When a California couple with minor children decide to end their marriage, one of their first concerns is who will have custody of the children. Many couples are able to resolve this issue without turning to the court, but some couples need the judge to help them out. In such cases, child custody becomes more complicated than the simple question of "Who gets the kids?" A review of common child custody questions can be useful to someone about to commence divorce proceedings.
California law recognizes two kinds of child custody:
- Legal custody in which one or both parents will have the right to make important decisions for the child on issues such as education, health care, general welfare and the like;
- Physical custody which means with which parent or parents the child will reside.
Both kinds of custody can be either sole or joint. In sole custody arrangements, custody will be given to one parent or the other. In joint custody arrangements, custody will be split between the parents. Courts often order joint legal custody but designate only one parent with whom the children will spend the bulk of their time. Non-custodial parents are usually given significant visitation time with the children.
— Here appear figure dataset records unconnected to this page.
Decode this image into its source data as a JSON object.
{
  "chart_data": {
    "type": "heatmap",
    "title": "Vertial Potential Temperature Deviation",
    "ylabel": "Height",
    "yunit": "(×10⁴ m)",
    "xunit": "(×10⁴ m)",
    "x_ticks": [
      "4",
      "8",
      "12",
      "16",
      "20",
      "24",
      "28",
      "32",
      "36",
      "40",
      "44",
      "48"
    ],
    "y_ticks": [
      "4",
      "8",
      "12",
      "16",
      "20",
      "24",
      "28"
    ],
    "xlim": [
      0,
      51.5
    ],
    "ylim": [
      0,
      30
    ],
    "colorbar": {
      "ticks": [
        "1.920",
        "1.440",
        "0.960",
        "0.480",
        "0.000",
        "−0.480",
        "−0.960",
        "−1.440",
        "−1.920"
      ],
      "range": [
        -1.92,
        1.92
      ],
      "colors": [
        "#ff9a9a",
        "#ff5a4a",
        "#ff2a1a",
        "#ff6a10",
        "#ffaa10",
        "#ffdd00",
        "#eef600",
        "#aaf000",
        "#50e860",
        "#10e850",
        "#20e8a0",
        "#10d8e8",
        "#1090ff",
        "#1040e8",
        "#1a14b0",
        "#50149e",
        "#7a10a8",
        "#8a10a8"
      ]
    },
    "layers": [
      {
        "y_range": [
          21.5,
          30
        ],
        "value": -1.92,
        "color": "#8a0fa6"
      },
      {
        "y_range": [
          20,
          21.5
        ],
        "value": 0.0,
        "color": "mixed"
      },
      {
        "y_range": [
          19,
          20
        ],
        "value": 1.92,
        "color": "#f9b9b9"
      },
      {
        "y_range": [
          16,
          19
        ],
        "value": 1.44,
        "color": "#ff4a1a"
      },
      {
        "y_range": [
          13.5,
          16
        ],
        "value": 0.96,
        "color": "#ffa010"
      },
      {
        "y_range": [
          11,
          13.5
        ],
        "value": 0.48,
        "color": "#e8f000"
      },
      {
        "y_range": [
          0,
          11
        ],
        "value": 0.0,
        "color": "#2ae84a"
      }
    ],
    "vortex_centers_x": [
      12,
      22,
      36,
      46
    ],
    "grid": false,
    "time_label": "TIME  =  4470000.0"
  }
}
In making these decisions, the court must ensure that the best interests of the child are protected. In determining what kind of order serves the best interests of the child, the court must consider the age and health of the child, the emotional ties between the child and each parent, the ability of each parent to care for the child, whether the family has had incidents of violence and the child's connections to school, home and community. The best interests of the child is a fluid standard that often produces different results in different cases. An experienced divorce attorney can provide helpful advice on how the standard might be applied in a specific case.